I can't resist sharing another few choice signs (mostly shops) spotted on the way:

  • Swear Sweet
  • Countryside Girl
  • Lebanese Canadian Modern School
  • Natural Center for Ever Living
  • Pizza Hot

And I few others I had jotted down from the previous trip to the north:

  • War Games Sale Talk
  • Top Human
  • Old Age Wood
  • Basket In
  • Mega Snack

Monday, March 2, 2009

Baalbek and Anjar...in the snow

Over the Lebanese mountain pass, heading to the astounding Roman ruins at Baalbek. our hired taxi has to stop to put snow chains on--a first for us and once-a-year type event. A flock of handy souls populate the police stop after which chains are required, ready to sell you a set, and/or to put them on for you, for a price.

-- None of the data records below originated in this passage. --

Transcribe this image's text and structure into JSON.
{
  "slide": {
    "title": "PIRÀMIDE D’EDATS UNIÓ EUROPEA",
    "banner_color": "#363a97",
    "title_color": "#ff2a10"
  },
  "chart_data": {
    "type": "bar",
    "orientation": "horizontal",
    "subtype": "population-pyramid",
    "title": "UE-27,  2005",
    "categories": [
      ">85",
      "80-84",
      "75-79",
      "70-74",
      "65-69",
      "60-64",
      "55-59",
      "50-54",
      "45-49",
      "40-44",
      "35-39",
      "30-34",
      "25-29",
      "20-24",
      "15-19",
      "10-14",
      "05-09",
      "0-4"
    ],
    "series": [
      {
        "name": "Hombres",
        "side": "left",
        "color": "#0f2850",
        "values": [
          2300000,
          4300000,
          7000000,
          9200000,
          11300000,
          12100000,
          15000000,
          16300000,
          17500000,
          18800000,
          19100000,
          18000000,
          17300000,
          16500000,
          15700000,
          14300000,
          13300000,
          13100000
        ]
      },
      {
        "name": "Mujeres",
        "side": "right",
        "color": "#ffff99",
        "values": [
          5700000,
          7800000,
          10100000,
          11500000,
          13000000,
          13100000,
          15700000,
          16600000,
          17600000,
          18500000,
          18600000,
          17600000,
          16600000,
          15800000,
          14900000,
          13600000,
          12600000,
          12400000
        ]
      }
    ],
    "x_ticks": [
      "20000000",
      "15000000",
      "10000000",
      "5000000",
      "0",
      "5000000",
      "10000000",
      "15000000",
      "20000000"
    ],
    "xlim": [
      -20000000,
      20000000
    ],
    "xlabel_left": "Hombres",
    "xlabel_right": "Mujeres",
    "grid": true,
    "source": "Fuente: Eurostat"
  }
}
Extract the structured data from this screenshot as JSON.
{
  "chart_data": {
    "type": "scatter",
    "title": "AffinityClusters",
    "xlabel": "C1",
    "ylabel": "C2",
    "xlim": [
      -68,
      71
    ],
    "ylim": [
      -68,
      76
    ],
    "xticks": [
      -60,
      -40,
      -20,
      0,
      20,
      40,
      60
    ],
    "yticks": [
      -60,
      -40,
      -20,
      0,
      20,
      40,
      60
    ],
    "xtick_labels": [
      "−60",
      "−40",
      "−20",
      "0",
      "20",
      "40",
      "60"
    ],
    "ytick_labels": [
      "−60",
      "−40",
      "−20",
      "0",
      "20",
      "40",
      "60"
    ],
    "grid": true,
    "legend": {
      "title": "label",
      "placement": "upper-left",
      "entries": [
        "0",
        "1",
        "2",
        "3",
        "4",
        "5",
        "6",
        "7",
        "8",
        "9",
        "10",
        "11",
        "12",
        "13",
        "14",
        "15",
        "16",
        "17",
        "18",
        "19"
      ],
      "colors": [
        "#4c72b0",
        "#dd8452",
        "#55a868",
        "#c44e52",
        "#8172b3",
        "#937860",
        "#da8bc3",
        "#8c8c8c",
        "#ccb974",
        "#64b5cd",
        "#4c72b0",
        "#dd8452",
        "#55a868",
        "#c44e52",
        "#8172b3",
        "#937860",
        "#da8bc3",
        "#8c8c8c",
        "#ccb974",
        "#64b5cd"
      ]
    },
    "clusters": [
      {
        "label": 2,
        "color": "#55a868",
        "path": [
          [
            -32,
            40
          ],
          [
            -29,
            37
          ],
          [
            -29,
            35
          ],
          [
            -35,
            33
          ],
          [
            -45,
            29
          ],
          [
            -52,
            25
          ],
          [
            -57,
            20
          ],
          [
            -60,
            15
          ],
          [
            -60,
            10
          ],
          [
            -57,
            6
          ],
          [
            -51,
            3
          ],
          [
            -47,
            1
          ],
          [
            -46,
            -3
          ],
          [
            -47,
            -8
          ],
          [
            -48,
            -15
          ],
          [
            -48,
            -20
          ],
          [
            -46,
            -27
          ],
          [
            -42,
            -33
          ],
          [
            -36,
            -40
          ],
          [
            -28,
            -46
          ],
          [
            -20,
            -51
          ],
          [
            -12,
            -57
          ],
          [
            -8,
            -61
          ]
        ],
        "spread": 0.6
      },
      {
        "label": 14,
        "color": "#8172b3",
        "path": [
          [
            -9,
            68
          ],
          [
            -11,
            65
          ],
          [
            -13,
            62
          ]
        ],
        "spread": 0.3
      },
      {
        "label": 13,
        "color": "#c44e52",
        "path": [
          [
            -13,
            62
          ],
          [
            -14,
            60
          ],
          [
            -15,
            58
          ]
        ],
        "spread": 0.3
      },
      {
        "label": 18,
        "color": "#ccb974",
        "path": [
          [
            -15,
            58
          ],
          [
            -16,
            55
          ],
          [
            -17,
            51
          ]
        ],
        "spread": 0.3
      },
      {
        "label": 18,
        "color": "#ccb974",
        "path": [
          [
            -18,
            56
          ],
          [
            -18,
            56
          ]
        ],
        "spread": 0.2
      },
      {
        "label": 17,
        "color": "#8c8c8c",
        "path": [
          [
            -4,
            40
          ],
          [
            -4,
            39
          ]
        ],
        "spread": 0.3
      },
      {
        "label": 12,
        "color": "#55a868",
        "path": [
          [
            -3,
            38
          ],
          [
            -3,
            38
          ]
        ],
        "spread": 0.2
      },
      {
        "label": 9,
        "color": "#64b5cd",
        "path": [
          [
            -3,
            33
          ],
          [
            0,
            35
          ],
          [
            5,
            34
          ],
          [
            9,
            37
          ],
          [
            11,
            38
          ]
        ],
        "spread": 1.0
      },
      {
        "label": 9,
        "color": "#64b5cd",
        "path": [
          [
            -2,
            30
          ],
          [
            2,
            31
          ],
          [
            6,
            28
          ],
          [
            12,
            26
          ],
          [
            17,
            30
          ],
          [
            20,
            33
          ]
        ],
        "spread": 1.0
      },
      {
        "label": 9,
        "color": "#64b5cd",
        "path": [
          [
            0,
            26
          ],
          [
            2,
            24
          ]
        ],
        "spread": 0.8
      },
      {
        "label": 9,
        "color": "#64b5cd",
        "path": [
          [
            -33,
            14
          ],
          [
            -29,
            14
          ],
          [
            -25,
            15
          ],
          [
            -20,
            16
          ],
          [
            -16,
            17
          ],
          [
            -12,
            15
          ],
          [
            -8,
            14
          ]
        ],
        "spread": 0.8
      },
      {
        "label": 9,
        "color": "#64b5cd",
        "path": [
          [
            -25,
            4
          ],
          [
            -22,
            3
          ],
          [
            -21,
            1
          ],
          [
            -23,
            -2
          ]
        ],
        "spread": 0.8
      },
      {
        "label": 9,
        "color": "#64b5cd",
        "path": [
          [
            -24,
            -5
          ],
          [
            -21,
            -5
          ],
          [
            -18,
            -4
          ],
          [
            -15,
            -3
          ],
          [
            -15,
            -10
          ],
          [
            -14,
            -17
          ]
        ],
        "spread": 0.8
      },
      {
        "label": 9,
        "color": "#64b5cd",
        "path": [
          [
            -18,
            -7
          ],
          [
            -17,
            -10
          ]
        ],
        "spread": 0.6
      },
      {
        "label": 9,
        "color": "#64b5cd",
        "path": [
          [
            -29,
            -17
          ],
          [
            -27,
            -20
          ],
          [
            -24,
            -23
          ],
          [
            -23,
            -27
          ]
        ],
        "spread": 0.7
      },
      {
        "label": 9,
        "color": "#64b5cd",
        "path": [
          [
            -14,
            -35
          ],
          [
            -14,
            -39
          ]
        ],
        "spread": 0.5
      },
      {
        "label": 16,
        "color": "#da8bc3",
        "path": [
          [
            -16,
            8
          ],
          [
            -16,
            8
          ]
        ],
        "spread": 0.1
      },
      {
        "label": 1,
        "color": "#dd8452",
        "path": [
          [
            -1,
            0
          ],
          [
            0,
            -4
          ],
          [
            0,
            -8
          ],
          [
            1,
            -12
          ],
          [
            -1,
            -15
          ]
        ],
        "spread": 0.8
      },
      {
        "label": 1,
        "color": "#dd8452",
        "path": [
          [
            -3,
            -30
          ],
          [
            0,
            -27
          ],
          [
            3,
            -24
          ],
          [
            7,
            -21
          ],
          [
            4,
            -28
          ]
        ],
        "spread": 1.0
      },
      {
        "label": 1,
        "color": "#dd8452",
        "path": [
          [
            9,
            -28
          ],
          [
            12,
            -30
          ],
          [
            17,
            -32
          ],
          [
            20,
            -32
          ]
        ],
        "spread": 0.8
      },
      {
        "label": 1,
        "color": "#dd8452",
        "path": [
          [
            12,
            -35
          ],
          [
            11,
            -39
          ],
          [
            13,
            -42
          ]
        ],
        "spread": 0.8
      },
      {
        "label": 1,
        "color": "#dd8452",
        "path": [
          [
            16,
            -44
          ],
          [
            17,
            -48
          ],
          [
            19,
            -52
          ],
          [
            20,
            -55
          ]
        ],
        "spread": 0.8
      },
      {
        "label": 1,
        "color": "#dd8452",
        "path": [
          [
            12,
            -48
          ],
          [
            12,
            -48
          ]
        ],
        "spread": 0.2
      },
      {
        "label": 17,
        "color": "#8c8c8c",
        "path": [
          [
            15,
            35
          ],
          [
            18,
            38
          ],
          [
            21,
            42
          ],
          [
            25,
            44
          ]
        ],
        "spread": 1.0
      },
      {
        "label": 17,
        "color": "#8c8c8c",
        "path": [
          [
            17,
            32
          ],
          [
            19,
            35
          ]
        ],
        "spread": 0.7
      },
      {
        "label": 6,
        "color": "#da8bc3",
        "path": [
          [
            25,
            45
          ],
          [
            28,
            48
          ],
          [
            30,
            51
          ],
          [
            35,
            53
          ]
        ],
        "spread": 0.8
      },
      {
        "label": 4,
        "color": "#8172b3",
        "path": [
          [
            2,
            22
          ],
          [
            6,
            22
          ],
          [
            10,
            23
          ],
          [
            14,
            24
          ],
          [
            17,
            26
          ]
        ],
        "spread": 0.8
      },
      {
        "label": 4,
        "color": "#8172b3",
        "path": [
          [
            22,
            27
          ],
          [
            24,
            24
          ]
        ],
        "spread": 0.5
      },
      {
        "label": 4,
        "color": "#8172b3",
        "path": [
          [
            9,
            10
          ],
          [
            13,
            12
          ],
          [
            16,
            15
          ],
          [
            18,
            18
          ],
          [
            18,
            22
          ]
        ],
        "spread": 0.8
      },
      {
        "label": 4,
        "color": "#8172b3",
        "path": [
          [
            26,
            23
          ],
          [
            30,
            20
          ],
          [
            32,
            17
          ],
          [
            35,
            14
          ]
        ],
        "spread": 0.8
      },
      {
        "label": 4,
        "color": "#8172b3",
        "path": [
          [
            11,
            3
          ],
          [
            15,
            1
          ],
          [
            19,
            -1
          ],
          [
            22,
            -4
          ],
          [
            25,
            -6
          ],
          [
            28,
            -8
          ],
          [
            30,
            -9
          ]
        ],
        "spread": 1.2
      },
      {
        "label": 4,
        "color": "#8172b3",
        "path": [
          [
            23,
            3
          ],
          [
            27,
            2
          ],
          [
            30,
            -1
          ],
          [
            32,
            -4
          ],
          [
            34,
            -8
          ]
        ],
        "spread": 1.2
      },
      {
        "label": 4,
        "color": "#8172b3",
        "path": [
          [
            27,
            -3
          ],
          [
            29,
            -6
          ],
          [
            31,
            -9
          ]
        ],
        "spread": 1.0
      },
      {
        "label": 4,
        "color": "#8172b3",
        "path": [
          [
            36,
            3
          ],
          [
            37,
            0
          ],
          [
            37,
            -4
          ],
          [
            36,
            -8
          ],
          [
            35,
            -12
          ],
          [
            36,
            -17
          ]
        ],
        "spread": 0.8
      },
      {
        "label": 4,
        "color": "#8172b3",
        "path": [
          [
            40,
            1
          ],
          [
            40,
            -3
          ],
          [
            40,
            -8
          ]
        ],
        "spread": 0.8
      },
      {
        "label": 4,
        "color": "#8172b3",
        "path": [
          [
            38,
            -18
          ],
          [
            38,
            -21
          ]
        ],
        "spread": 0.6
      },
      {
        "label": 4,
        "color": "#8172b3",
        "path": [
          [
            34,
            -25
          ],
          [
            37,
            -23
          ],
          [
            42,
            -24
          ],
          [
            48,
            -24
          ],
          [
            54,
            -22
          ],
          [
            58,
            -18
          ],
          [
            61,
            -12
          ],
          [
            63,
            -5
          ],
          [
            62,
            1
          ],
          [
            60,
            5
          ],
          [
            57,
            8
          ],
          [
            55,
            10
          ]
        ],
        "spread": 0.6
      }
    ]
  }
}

We get to see the Temple of Jupiter in the snow--not a common sight. Here is new teacher Lauren from Texas, experiencing her first snow fall ever (while apparently about to be devoured). The temple is an enormous 290 X 160 feet, set on a podium 40 feet above the surrouding terrain and 22 feet above the courtyard--the largest religious building ever constructed by the Romans. It was built on top of gigantic pre-Roman stone blocks, some of which are 60 feet long, 14 feet high, and 12 feet deep, weighing 1000 tons! It is a big mystery how they were carved and placed there.


Here is Tom next to a couple of the remaining pillars, with the smaller Temple of Bacchus in the background. Bacchus, actually a temple to Venus, is the best preserved Roman temple in the world. So many gems in Lebanon! A good deal of the overhead bits between the outer columns and the outside wall of the temple are still in place, and feature carvings of famous people, notably Cleopatra (complete with asp).


The site was used as a holy place long before the Romans. The Phoenicians worshipped here at the time of Solomon.


We then went to on to Anjar, snow changing to rain. Anjar is one of the few known Umayyad cities, from the 8th century AD. The Umayyads were the first Moselm dynasty, and came to rule an empire from southern France to the Indus River.





We were frozen, and headed from there to yet another fabulous mezze meal at a nearby restaurant. The surrounding town of Anjar is home to thousands of Armenian refugees from Turkey, resettled in 1939.